Es ließ sich im Vorfeld bereits erahnen, dass die Bürgerversammlung in Abtswind mit dem Thema Kläranlage wohl etwas hitziger werden könnte. Sie wurde es auch, denn zur Erneuerung der Anlage werden auch die Bürgerinnen und Bürger mit zur Kasse gebeten. Bürgermeister Jürgen Schulz begrüßte neben den rund 80 Abtswindern im Haus des Gastes die Fachleute Max Wunderle vom Ingenieurbüro Röschert sowie Senta Möbus und Fabian Heeg vom Wasserwirtschaftsamt.
Bereits im letzten Jahr hatte der Gemeinderat die Richtung beschlossen, in die es weiter geht. Das Gremium entschied sich mehrheitlich dafür, dass sich die 849 Einwohner zählende Gemeinde an die Kläranlage in Wiesentheid anschließen wird. Im Raum war auch eine Ertüchtigung der eigenen Anlage gestanden.

In der Versammlung sollte Ingenieur Wunderle zunächst die Ist-Situation und eine vom Fachbüro 2021 erstellte Studie vorstellen, die als Grundlage für die Entscheidung im Gemeinderat diente. Doch schon dazwischen gab es immer wieder Nachfragen, sachliche, wie auch unsachliche, sowie Kritik der Bürger.
Moniert wurde etwa, warum Abtswind nicht seine eigene Anlage ertüchtige und stattdessen nach Wiesentheid anschließe. Davon profitiere nur der Nachbarort, vermutete einer. Dazu mochten viele der Gekommenen nicht verstehen, warum man nicht einmal ungefähr benennen könne, wieviel Geld die Bürger aufwenden müssten, oder in welchem Verhältnis die Kosten umgelegt würden. Darauf antwortete Ingenieur Wunderle, dass dies zum jetzigen Zeitpunkt einfach nicht möglich sei, es bestünden Schätzungen, aber noch keine Ausschreibung.

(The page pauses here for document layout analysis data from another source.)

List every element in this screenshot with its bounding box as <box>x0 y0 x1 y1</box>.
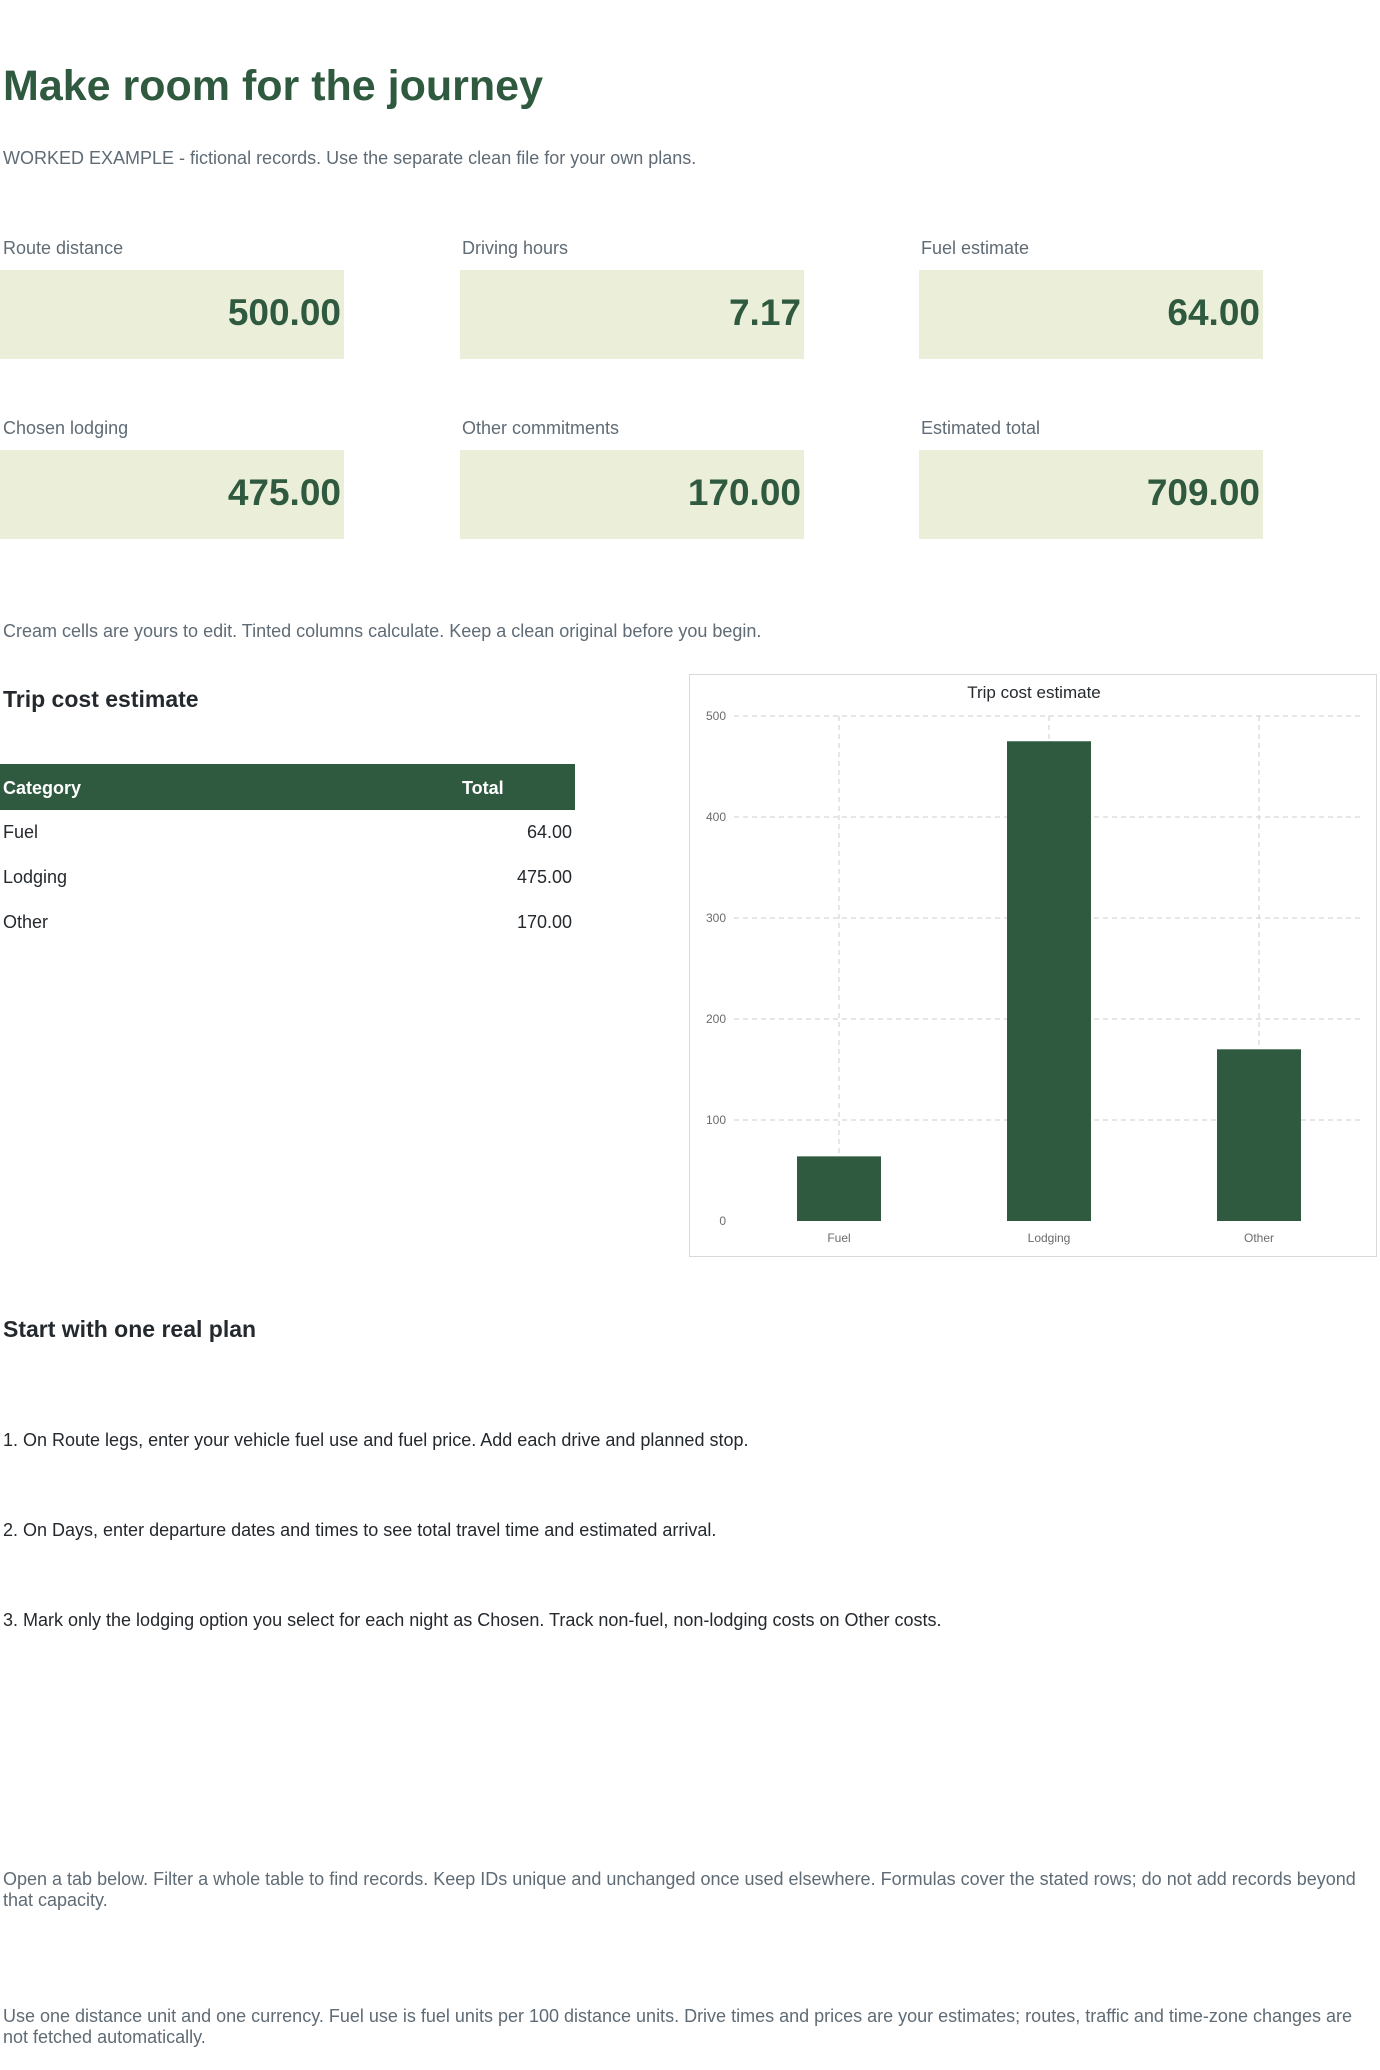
y-tick-label: 0 <box>719 1214 726 1228</box>
kpi-card-route-distance[interactable]: 500.00 <box>0 270 344 359</box>
table-row[interactable]: Other 170.00 <box>0 900 575 945</box>
x-tick-label: Fuel <box>827 1231 850 1245</box>
x-tick-label: Other <box>1244 1231 1274 1245</box>
kpi-value-fuel-estimate: 64.00 <box>1167 292 1260 333</box>
column-header-category[interactable]: Category <box>3 778 82 798</box>
chart-axis-labels: 0 100 200 300 400 500 Fuel Lodging Other <box>706 709 1274 1245</box>
trip-cost-table: Category Total Fuel 64.00 Lodging 475.00… <box>0 764 575 945</box>
cell-category: Lodging <box>3 867 68 887</box>
kpi-value-route-distance: 500.00 <box>227 292 341 333</box>
y-tick-label: 300 <box>706 911 726 925</box>
kpi-card-fuel-estimate[interactable]: 64.00 <box>919 270 1263 359</box>
kpi-label-other-commitments: Other commitments <box>462 418 620 438</box>
cell-category: Fuel <box>3 822 39 842</box>
step-3-text: 3. Mark only the lodging option you sele… <box>3 1610 942 1630</box>
cell-total: 475.00 <box>516 867 572 887</box>
kpi-value-estimated-total: 709.00 <box>1146 472 1260 513</box>
table-row[interactable]: Fuel 64.00 <box>0 810 575 855</box>
start-plan-heading: Start with one real plan <box>3 1316 257 1342</box>
chart-canvas: Trip cost estimate 0 100 200 300 400 500 Fuel L… <box>706 683 1364 1245</box>
kpi-card-other-commitments[interactable]: 170.00 <box>460 450 804 539</box>
chart-bars <box>797 741 1301 1221</box>
kpi-card-estimated-total[interactable]: 709.00 <box>919 450 1263 539</box>
table-header-row: Category Total <box>0 764 575 810</box>
bar-lodging[interactable] <box>1007 741 1091 1221</box>
column-header-total[interactable]: Total <box>462 778 504 798</box>
kpi-label-driving-hours: Driving hours <box>462 238 569 258</box>
kpi-card-driving-hours[interactable]: 7.17 <box>460 270 804 359</box>
chart-title: Trip cost estimate <box>967 683 1101 702</box>
bar-other[interactable] <box>1217 1049 1301 1221</box>
y-tick-label: 400 <box>706 810 726 824</box>
kpi-label-fuel-estimate: Fuel estimate <box>921 238 1030 258</box>
units-note: Use one distance unit and one currency. … <box>3 2006 1353 2047</box>
y-tick-label: 200 <box>706 1012 726 1026</box>
cell-total: 170.00 <box>516 912 572 932</box>
step-2-text: 2. On Days, enter departure dates and ti… <box>3 1520 717 1540</box>
tab-usage-note: Open a tab below. Filter a whole table t… <box>3 1869 1356 1910</box>
step-1-text: 1. On Route legs, enter your vehicle fue… <box>3 1430 749 1450</box>
kpi-label-estimated-total: Estimated total <box>921 418 1041 438</box>
table-row[interactable]: Lodging 475.00 <box>0 855 575 900</box>
kpi-value-driving-hours: 7.17 <box>728 292 801 333</box>
bar-fuel[interactable] <box>797 1156 881 1221</box>
kpi-value-chosen-lodging: 475.00 <box>227 472 341 513</box>
kpi-label-route-distance: Route distance <box>3 238 124 258</box>
trip-cost-heading: Trip cost estimate <box>3 686 199 712</box>
cell-total: 64.00 <box>526 822 572 842</box>
y-tick-label: 500 <box>706 709 726 723</box>
kpi-card-chosen-lodging[interactable]: 475.00 <box>0 450 344 539</box>
x-tick-label: Lodging <box>1028 1231 1071 1245</box>
page-title: Make room for the journey <box>3 62 543 110</box>
kpi-label-chosen-lodging: Chosen lodging <box>3 418 129 438</box>
trip-cost-chart[interactable]: Trip cost estimate 0 100 200 300 400 500 Fuel L… <box>689 674 1377 1257</box>
kpi-value-other-commitments: 170.00 <box>687 472 801 513</box>
cell-category: Other <box>3 912 49 932</box>
edit-instructions-note: Cream cells are yours to edit. Tinted co… <box>3 621 762 641</box>
y-tick-label: 100 <box>706 1113 726 1127</box>
page-subtitle: WORKED EXAMPLE - fictional records. Use … <box>3 148 697 168</box>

Kritik in Richtung des Bürgermeisters
Bürgermeister Schulz bekam Kritik, warum er die Abtswinder nicht bereits vorher im Rahmen einer Versammlung informiert habe. Das gestand er ein. "Es hätte aber nichts geändert. Wir sind in einer Zwickmühle", so Schulz. Zwischendurch ging sogar der eigens gekommene Wiesentheider Bürgermeister, Klaus Köhler, ans Mikrofon, um manchen Gerüchten entgegen zu treten.
Zunächst hatte Ingenieur Wunderle die Problematik aufgezeigt. Die Abtswinder Anlage, eine Teichkläranlage, hat zwar eine Betriebserlaubnis bis 2029. Der Markt darf aber aktuell keine Bau- oder Gewerbegebiete ausweisen, weil die Werte der Kläranlage am Limit und teilweise über dem Erlaubten liegen. Der ökologische, wie auch der chemische Zustand der Abtswinder Anlage sei "unbefriedigend", so Wunderle. Eine Genehmigung über 2029 hinaus, könne nicht in Aussicht gestellt werden.
Aktuell sei die Kläranlage für 1500 Einwohner-Gleichwerte ausgelegt, in Stoßzeiten habe man aber Belastungen von 9000 Gleichwerten, oder gar mehr, sagte Ingenieur Wunderle. Das liege an einigen Betrieben, die zur Verarbeitung von Lebensmitteln Phophat verwenden müssen. Eine künftige Anlage müsse man deutlich höher dimensionieren, berichtete der Fachmann.
Die Wiesentheider Anlage sei auf 15.500 Einwohner-Gleichwerte ausgelegt, für Abtswind wurde etwa ein Drittel davon berechnet. Klar sei, dass in Zukunft in jedem Fall auch die Betriebe vor Ort in Abtswind stärker vorklären müssten, so Wunderle.
Sambach fließt viel schneller als der Kantersbach
Er informierte, dass Abtswind im Falle des Ausbaus der eigenen Anlage das gereinigte Abwasser nicht direkt in den daneben fließenden Kantersbach einleiten dürfe. Eine drei Kilometer lange Leitung zu einem anderen Gewässer wäre stattdessen laut Vorschrift erforderlich. Von Seiten der Fachleute wurde außerdem klar gestellt, dass der Sambach in Wiesentheid mit 30 Litern Wasser pro Sekunde eine deutlich höhere Abflussgeschwindigkeit habe, als der Kantersbach mit 5,2 Liter.
Die vor zwei Jahren geschätzten reinen Investitionskosten lägen bei rund 6,5 Millionen Euro im Fall eines Anschlusses nach Wiesentheid. Für die Ertüchtigung der eigenen Anlage würden etwa sieben Millionen Euro anfallen. Hier lägen jedoch die späteren Betriebskosten deutlich höher.
Am Ende der über zweistündigen Abwasser-Debatte merkte Bürgermeister Schulz an, dass man die günstigste Variante für die Bürgerinnen und Bürger anstrebe. Im Folgenden streifte Schulz noch die weiteren Projekte, die in seiner Gemeinde anstehen.